Observational, multicentric, prospective study. Consecutive MS patients treated with cladribine were included in two tertiary hospitals in Lisbon and followed during treatment. Demographic and clinical aspects, EDSS, previous disease-modifying drugs (DMD) and annual relapse rate (ARR) were recorded, as well as laboratory, imaging monitoring and adverse reactions during treatment.

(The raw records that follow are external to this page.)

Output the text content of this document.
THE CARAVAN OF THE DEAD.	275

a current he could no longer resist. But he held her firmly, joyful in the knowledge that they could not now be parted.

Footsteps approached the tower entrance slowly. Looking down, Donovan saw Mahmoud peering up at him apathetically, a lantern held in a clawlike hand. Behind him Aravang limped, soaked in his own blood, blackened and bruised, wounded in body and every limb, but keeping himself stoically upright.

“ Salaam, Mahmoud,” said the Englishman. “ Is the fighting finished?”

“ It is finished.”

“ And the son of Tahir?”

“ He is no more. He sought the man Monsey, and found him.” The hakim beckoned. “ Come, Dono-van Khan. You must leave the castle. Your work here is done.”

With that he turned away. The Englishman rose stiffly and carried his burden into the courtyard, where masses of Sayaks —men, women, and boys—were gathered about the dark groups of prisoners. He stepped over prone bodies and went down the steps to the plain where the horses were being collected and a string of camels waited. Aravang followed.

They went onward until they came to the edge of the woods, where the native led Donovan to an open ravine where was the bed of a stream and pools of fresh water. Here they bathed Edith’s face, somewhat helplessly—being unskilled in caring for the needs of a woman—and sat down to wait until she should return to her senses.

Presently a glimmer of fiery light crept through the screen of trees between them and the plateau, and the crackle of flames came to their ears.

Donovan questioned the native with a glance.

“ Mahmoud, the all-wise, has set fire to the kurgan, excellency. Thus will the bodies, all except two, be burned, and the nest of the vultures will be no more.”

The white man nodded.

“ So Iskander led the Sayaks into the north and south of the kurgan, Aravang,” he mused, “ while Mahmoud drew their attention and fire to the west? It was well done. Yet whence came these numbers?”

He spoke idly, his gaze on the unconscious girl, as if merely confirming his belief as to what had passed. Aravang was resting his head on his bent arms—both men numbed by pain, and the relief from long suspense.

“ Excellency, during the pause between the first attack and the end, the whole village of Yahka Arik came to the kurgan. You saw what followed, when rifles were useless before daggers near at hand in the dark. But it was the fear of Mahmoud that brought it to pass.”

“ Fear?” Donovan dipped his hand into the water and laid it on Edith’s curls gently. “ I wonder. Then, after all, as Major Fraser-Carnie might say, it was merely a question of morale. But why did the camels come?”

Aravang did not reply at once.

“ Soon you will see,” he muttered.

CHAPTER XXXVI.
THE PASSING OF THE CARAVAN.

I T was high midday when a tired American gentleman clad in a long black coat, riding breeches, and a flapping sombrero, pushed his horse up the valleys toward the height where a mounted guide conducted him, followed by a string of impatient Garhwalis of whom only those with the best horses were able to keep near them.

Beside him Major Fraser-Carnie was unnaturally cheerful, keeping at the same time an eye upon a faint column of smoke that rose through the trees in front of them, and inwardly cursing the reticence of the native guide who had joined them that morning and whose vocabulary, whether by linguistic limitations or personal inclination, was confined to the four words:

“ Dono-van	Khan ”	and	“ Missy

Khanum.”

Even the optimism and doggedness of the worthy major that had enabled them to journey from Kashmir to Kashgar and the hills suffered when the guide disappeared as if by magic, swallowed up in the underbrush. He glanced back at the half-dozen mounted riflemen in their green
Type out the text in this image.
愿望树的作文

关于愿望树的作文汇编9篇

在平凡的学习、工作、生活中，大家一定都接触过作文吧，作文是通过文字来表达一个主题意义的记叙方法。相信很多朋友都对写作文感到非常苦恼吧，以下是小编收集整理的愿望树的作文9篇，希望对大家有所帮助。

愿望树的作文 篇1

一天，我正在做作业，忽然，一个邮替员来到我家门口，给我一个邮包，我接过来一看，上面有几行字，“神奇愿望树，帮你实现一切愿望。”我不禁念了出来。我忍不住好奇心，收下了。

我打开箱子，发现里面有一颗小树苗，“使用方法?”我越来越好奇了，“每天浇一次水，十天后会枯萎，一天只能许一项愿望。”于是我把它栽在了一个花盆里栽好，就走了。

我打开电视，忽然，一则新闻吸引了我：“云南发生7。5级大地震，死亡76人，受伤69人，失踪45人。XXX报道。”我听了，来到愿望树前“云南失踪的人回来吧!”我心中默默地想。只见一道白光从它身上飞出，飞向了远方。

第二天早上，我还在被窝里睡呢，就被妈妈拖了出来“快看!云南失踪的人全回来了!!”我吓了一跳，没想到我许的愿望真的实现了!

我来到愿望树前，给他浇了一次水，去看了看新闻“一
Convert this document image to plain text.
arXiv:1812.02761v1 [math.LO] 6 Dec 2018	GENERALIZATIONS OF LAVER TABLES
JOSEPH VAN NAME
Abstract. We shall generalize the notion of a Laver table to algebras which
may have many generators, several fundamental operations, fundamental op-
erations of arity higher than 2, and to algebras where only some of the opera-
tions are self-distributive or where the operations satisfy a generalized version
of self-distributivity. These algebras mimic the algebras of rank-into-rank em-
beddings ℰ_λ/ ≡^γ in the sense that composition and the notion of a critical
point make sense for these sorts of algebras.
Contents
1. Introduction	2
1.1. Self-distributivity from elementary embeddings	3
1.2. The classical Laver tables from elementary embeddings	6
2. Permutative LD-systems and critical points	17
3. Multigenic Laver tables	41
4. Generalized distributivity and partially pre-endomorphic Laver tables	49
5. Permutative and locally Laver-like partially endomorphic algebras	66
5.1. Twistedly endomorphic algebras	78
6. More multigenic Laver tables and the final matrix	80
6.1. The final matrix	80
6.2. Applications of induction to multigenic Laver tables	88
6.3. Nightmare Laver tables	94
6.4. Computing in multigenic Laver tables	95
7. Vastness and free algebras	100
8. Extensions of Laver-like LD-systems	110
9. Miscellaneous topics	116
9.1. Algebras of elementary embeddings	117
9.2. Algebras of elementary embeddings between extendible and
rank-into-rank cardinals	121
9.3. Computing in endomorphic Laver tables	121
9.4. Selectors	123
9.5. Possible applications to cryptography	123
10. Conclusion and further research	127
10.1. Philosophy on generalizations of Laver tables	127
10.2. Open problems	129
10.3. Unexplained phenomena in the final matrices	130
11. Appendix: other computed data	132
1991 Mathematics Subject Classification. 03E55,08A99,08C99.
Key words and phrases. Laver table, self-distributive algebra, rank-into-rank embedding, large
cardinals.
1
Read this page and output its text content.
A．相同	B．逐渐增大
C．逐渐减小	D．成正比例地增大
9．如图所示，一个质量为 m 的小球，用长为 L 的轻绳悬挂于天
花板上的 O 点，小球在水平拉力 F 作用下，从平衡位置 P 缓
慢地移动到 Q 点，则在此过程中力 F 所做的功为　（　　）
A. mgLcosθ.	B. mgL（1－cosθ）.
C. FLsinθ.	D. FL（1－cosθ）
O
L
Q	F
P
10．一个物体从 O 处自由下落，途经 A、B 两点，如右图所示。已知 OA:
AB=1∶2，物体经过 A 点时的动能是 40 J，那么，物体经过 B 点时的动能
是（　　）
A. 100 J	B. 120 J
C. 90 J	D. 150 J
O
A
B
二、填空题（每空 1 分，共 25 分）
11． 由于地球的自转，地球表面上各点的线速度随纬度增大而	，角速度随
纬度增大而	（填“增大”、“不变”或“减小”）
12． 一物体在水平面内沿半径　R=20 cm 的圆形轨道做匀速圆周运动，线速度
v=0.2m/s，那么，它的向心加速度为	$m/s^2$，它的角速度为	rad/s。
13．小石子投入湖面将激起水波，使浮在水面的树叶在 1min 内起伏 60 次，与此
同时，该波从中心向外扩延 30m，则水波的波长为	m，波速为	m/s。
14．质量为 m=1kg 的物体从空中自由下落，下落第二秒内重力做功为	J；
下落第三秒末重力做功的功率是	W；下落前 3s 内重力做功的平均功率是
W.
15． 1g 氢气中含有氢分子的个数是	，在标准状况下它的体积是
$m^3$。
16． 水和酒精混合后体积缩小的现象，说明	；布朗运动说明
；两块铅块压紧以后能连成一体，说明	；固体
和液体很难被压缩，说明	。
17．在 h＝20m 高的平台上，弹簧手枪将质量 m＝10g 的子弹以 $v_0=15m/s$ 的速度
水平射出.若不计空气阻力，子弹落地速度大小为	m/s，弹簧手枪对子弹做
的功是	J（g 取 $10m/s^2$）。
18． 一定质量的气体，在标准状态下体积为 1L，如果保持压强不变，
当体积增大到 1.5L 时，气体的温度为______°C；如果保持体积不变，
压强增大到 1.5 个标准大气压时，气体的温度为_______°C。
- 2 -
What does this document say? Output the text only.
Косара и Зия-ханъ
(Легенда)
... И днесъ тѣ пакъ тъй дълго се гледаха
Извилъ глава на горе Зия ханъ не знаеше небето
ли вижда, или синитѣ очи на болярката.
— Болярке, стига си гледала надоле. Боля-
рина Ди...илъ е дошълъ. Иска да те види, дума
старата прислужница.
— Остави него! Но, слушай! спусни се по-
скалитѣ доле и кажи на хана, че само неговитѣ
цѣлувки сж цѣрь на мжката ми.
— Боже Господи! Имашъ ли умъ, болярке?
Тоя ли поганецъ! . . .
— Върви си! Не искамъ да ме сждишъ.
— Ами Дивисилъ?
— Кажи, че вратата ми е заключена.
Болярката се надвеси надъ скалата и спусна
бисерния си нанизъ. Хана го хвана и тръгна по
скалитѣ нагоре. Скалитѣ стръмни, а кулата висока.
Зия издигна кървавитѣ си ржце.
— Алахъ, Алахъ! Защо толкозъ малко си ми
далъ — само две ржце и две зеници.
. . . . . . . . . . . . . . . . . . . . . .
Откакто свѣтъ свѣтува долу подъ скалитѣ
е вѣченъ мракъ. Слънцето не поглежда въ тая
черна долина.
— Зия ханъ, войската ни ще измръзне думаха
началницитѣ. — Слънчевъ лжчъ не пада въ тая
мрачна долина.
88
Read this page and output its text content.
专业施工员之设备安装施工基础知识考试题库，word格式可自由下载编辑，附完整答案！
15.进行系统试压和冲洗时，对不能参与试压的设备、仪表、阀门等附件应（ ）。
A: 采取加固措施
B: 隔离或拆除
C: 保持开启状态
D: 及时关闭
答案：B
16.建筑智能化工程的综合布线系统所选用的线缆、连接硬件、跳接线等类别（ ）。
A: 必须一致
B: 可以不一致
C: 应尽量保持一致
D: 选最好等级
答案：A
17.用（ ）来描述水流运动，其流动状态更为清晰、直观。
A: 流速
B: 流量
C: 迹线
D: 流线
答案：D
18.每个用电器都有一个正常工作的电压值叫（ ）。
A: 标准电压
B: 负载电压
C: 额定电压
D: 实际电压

Eighty-five included patients, 54 (63.5%) female, mean age 42±12 years old, mean disease duration 9±7 years. Seventy-seven (90.6%) had relapsing-remitting MS, and the remaining had secondary progressive MS. Median pre-treatment EDSS was 2,0 (1,5-4,0). Most (65.9%) patients had been submitted to more than one DMD before, 43 (51.2%) with first-line therapies and 9 (10.7%) were naïve. Cladribine was started in 57 (68.7%) patients due to inefficacy of previous drug. Mean follow-up time was 13±6 months, and 54 (63.5%) completed first year of treatment. Second year of treatment was delayed in some patients due to global COVID-19 pandemic. Most frequent adverse reactions were lymphocytopenia (43,5%), infections (20,8%) and fatigue (18,1%). After two months of first dose, CD19+ lymphocyte count showed greater reduction compared with CD4+ and CD8+. There were no grade 4 lymphocytopenia cases registered. Four (5.5%) serious adverse reactions were recorded. There were no cases of cladribine withdrawal because of adverse reactions.
This cohort has similar characteristics to the CLARITY trial study population. Registered adverse reactions were comparable to previously described, showing higher incidence of fatigue and lower incidence of infections. This study confirms the short-term tolerability and safety profile of cladribine in real life scenarios.